Así que no se preocupen por el mañana, porque el día de mañana traerá sus propias preocupaciones. Los problemas del día de hoy son suficientes por hoy (Mateo 6:34).

Hermoso Jesús, ayúdanos a no angustiarnos ni a preocuparnos por aquellas cosas de las cuales solo tú tienes poder para cambiar; que nos dediquemos mejor a la oración y a depositar toda nuestra esperanza en nuestro Padre poderoso.

De tu mano Señor saldremos siempre en victoria. Atesoramos tu palabra en nuestro corazón: No tengas miedo, porque yo estoy contigo; no te desalientes, porque yo soy tu Dios.

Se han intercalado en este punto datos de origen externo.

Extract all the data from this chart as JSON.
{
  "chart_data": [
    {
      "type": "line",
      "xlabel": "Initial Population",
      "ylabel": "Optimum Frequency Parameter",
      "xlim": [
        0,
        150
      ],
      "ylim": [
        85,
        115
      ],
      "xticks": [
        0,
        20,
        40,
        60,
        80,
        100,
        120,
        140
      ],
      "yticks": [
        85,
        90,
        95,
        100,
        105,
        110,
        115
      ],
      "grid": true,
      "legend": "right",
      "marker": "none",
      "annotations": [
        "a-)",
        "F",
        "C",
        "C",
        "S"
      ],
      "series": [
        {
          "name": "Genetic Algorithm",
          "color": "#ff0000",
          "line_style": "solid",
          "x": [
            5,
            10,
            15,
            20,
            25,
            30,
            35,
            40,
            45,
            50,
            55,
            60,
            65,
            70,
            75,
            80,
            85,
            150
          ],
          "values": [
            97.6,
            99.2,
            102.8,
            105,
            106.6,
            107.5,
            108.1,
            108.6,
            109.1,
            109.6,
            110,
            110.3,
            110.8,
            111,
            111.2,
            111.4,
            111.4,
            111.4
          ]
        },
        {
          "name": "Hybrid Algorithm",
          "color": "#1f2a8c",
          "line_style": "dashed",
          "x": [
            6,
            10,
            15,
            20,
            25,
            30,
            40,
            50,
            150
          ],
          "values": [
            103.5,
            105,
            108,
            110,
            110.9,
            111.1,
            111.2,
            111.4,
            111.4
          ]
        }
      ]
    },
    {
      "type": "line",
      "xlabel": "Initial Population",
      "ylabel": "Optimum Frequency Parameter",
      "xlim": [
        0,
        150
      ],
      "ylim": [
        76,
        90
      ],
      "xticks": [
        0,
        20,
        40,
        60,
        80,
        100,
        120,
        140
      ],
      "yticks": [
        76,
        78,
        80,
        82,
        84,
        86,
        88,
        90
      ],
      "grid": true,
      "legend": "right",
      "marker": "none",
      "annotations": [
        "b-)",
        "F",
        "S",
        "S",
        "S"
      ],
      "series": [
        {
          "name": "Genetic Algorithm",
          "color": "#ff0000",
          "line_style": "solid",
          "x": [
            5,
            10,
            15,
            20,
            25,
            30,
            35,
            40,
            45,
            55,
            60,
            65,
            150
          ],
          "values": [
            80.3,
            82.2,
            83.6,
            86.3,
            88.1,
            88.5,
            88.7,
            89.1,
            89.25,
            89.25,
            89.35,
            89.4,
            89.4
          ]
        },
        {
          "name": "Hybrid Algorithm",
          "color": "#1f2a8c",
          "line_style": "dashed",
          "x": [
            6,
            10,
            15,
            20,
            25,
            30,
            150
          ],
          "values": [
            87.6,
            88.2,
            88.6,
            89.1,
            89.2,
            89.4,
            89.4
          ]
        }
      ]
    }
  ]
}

Te daré fuerzas y te ayudaré; te sostendré con mi mano derecha victoriosa. (Isaías 41:10).

Padre, que el Dios de la esperanza nos llene de toda alegría y paz a nosotros que creemos en Él, para que rebosemos de esperanza por el poder del Espíritu Santo. (Romanos 15:13). 

Señor vivimos solo para ti, para agradarte en todo no vivimos ya según los criterios del tiempo presente; al contrario, anhelamos cambiar nuestra manera de pensar para que así cambie nuestra manera de vivir y lleguemos a conocer la voluntad de Dios, es decir, lo que es bueno, lo que te es grato, lo que es perfecto. (Romanos 12:2).

Gracias Dios, oímos tu tierna voz cuando nos dices: El Señor tu Dios está en medio de ti; ¡Él es poderoso, y te salvará! El Señor estará contento de ti. Con su amor te dará nueva vida; en su alegría cantará. (Sofonías 3:127). 

En esta noche decimos a nuestro espíritu: Mantengámonos firmes, sin dudar, en la esperanza de la fe que profesamos, porque Dios cumplirá la promesa que nos ha hecho. (Hebreos 10:23). 

Alabado sea Dios, por su fiel amor y su misericordia.

Hemos orado a ti Padre, en el nombre de tu amado Hijo Jesucristo y con la presencia de tu Santo Espíritu amén y amén.